In this case, we can add and subtract the value 1 in the numerator.

\[\frac{d}{dx}S(x) = \frac{1 - 1 + e^{-x}}{(1+e^{-x})^2}\]

Suddenly, it’s fairly clear that we might be able to cancel some things if we split this up into separate terms.

\[\frac{d}{dx}S(x) = \frac{1 + e^{-x}}{(1+e^{-x})^2} - \frac{1}{(1+e^{-x})^2}\]

Now we can do the canceling in the first term.

\[\frac{d}{dx}S(x) = \frac{1}{(1+e^{-x})} - \frac{1}{(1+e^{-x})^2}\]

This is starting to look good. Both terms have \(\frac{1}{(1+e^{-x})}\), so we can take that out and distribute it.

\[\frac{d}{dx}S(x) = \frac{1}{(1+e^{-x})} (1 - \frac{1}{1+e^{-x}})\]

One last step. The definition of sigmoid, \(S(x) = \frac{1}{1+e^{-x}}\), is inside this equation, so we can substitute it back in.

\[\frac{d}{dx}S(x) = S(x)(1 - S(x))\]

And there it is. The derivative of the sigmoid function is the sigmoid function times one minus itself.

Why is this formula Superior?

\(\frac{d}{dx}S(x) = S(x)(1 - S(x))\) is better than \(\frac{d}{dx}S(x) = \frac{e^{-x}}{(1+e^{-x})^2}\) primarily for one reason.

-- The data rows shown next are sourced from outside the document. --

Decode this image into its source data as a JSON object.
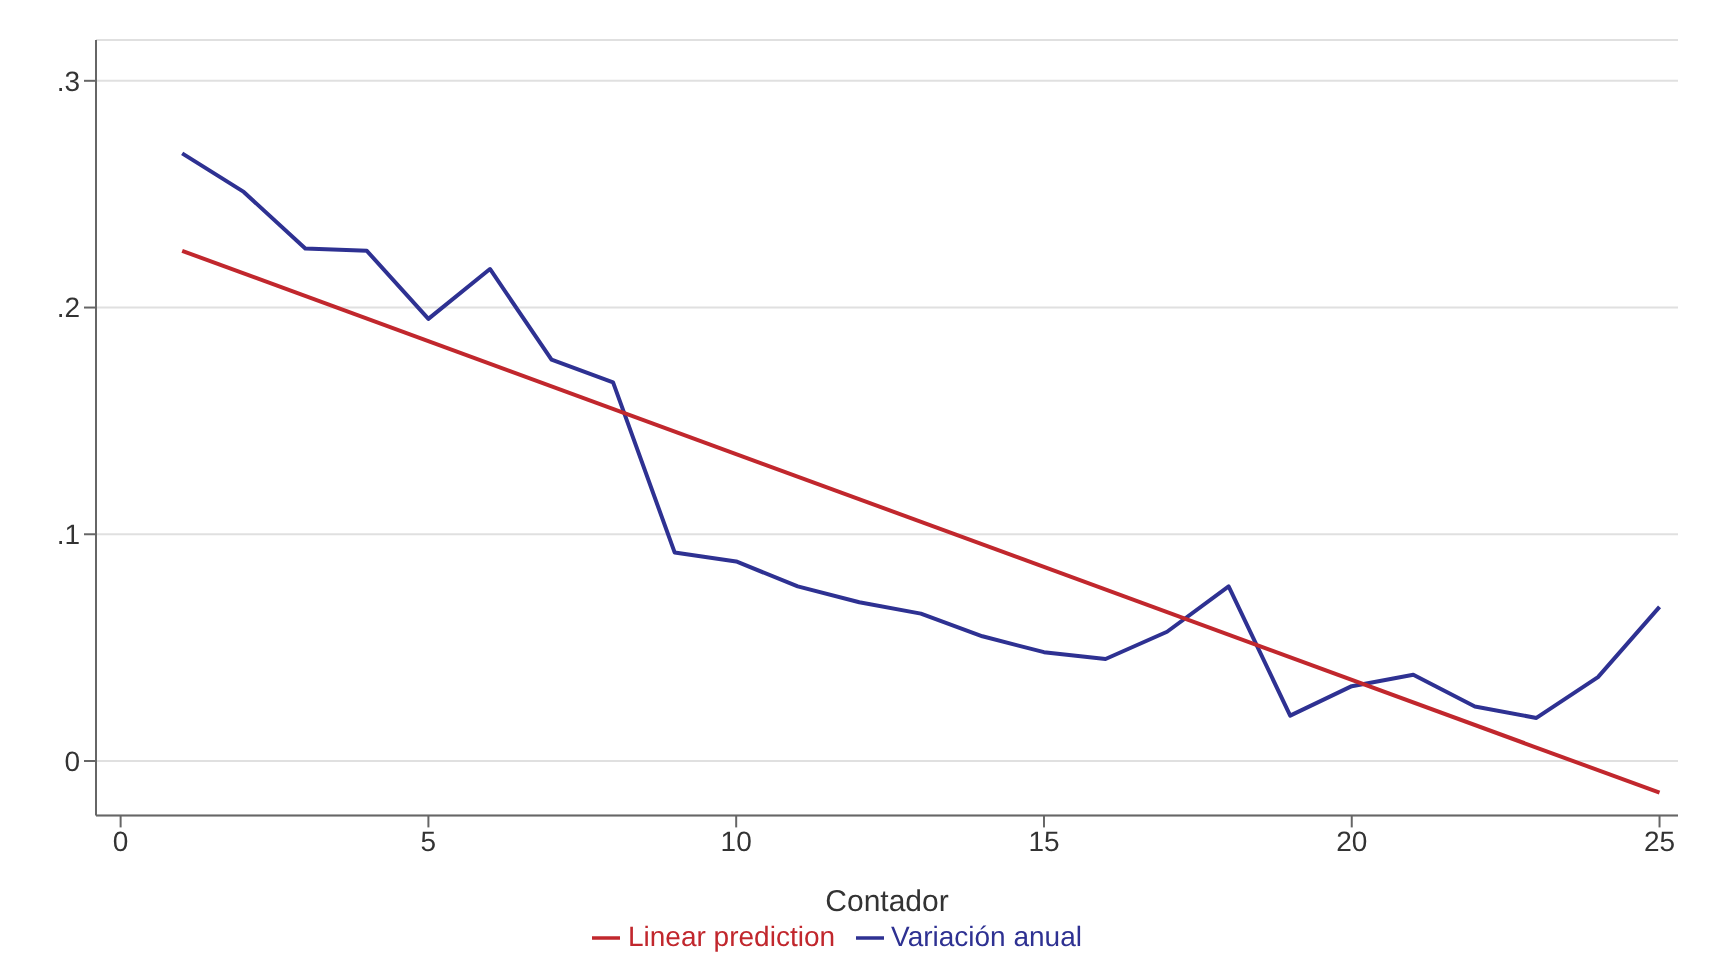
{
  "chart_data": {
    "type": "line",
    "xlabel": "Contador",
    "xlim": [
      -0.4,
      25.3
    ],
    "xticks": [
      0,
      5,
      10,
      15,
      20,
      25
    ],
    "ylim": [
      -0.024,
      0.318
    ],
    "yticks": [
      {
        "value": 0,
        "label": "0"
      },
      {
        "value": 0.1,
        "label": ".1"
      },
      {
        "value": 0.2,
        "label": ".2"
      },
      {
        "value": 0.3,
        "label": ".3"
      }
    ],
    "grid": "y",
    "legend": "bottom",
    "marker": "none",
    "line_style": "solid",
    "series": [
      {
        "name": "Variación anual",
        "color": "#2e3192",
        "x": [
          1,
          2,
          3,
          4,
          5,
          6,
          7,
          8,
          9,
          10,
          11,
          12,
          13,
          14,
          15,
          16,
          17,
          18,
          19,
          20,
          21,
          22,
          23,
          24,
          25
        ],
        "values": [
          0.268,
          0.251,
          0.226,
          0.225,
          0.195,
          0.217,
          0.177,
          0.167,
          0.092,
          0.088,
          0.077,
          0.07,
          0.065,
          0.055,
          0.048,
          0.045,
          0.057,
          0.077,
          0.02,
          0.033,
          0.038,
          0.024,
          0.019,
          0.037,
          0.068
        ]
      },
      {
        "name": "Linear prediction",
        "color": "#c1272d",
        "x": [
          1,
          25
        ],
        "values": [
          0.225,
          -0.014
        ]
      }
    ]
  }
}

When we’re backpropagating the errors in a network through a layer with a sigmoid activation function, \(S(x)\) has already been computed. During the forward pass, we computed \(S(x)\) when we multiplied the inputs by the weights and applied the sigmoid function. If we cache that matrix we can calculate the derivative now with just a few simple matrix operations. This computational speedup is extremely useful when we’re doing computations on massive matrices and across multiple layers in a network.

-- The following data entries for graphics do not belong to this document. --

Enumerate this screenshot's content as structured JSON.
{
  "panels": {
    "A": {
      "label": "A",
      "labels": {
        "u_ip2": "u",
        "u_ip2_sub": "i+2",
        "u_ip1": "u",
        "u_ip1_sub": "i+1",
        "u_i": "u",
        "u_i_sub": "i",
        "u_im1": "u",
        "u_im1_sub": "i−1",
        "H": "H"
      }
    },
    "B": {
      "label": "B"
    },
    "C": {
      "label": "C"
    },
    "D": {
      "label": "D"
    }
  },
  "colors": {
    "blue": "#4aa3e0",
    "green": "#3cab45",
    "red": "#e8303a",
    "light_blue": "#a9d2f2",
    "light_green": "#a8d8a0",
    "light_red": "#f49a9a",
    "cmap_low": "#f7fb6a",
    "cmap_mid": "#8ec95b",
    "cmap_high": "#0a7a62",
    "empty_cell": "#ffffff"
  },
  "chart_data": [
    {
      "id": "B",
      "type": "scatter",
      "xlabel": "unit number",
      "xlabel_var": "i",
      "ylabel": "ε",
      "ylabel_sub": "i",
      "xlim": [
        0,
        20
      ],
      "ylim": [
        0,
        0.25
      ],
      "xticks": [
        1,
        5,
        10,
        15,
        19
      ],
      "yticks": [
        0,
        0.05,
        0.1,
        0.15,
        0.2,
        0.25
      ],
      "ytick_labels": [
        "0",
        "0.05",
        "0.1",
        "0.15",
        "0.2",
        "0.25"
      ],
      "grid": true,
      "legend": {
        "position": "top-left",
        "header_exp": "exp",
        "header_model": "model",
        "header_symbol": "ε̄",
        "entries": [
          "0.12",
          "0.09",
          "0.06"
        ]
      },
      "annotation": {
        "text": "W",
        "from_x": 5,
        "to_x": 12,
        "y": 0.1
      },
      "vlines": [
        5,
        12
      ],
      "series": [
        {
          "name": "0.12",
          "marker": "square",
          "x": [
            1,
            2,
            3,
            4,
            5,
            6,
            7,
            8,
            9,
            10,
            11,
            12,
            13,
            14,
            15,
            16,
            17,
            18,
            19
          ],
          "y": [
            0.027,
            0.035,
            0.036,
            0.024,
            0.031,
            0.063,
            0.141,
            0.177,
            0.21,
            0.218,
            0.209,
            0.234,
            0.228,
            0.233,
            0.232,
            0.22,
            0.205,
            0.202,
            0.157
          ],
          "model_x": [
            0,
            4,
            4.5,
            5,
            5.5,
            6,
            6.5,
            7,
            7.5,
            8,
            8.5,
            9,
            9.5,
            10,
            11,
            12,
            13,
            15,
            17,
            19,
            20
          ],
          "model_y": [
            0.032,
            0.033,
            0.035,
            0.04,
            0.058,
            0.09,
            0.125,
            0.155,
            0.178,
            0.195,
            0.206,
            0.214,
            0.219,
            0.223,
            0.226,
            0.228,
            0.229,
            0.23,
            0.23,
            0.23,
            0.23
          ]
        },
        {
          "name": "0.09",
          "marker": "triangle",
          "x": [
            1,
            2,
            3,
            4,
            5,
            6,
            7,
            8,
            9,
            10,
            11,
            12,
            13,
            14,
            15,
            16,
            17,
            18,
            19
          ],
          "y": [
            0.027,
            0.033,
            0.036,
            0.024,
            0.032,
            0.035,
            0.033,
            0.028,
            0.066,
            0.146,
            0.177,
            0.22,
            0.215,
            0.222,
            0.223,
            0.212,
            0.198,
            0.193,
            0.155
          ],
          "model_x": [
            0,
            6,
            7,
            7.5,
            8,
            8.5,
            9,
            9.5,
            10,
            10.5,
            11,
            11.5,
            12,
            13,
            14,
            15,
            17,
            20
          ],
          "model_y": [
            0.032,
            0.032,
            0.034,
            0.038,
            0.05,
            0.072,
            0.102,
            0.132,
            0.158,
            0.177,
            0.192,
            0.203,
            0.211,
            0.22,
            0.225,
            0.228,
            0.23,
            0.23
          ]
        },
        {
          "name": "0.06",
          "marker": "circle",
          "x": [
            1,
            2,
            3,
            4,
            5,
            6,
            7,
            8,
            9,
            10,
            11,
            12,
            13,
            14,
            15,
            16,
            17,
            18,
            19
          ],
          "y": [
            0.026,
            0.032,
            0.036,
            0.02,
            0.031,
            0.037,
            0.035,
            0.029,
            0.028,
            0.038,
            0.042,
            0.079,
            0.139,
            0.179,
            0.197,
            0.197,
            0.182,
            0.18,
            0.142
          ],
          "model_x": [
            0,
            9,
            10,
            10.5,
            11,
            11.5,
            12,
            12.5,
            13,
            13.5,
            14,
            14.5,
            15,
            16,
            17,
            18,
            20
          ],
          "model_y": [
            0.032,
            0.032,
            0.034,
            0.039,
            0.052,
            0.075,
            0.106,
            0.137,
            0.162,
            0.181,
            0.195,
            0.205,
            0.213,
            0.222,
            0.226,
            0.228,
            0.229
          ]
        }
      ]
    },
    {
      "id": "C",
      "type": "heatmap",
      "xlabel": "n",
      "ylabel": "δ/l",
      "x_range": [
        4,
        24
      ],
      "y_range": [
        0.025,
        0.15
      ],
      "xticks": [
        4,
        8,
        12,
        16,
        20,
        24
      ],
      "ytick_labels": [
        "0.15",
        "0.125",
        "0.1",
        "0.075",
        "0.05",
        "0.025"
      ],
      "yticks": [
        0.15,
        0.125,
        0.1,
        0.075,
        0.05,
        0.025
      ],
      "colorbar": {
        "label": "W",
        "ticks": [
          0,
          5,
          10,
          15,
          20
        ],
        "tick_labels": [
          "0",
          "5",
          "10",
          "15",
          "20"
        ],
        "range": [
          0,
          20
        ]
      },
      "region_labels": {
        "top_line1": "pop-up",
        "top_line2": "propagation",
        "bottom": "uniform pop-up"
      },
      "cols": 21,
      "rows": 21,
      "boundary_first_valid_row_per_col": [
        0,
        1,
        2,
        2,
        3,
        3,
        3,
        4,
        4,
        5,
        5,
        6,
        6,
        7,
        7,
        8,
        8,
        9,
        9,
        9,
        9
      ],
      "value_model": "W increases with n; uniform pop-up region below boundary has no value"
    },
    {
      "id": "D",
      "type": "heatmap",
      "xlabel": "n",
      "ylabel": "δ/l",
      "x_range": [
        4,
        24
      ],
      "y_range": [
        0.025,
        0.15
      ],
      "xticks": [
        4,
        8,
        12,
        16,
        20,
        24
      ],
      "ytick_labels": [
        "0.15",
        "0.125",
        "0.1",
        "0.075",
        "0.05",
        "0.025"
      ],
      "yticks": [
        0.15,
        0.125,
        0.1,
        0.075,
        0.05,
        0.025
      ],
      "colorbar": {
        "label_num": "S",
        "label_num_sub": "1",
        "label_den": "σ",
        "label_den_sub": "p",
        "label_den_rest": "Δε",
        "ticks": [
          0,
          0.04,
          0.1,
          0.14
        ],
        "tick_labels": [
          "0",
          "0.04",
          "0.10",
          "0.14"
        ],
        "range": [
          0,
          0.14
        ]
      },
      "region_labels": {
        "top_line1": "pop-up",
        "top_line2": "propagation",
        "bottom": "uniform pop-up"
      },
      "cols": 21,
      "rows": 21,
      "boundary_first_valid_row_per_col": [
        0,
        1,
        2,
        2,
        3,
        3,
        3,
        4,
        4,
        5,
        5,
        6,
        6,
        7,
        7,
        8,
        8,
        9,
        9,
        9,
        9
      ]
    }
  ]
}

Understanding the individual components of a model is crucial to thinking deeply about extensions and appropriate applications. For neural networks, that includes both the choice of and the math behind activation functions that underpin backpropagation and the forward pass. Internalizing these derivations lays the foundation for effective imagination and evaluation of new types of network structures and topologies.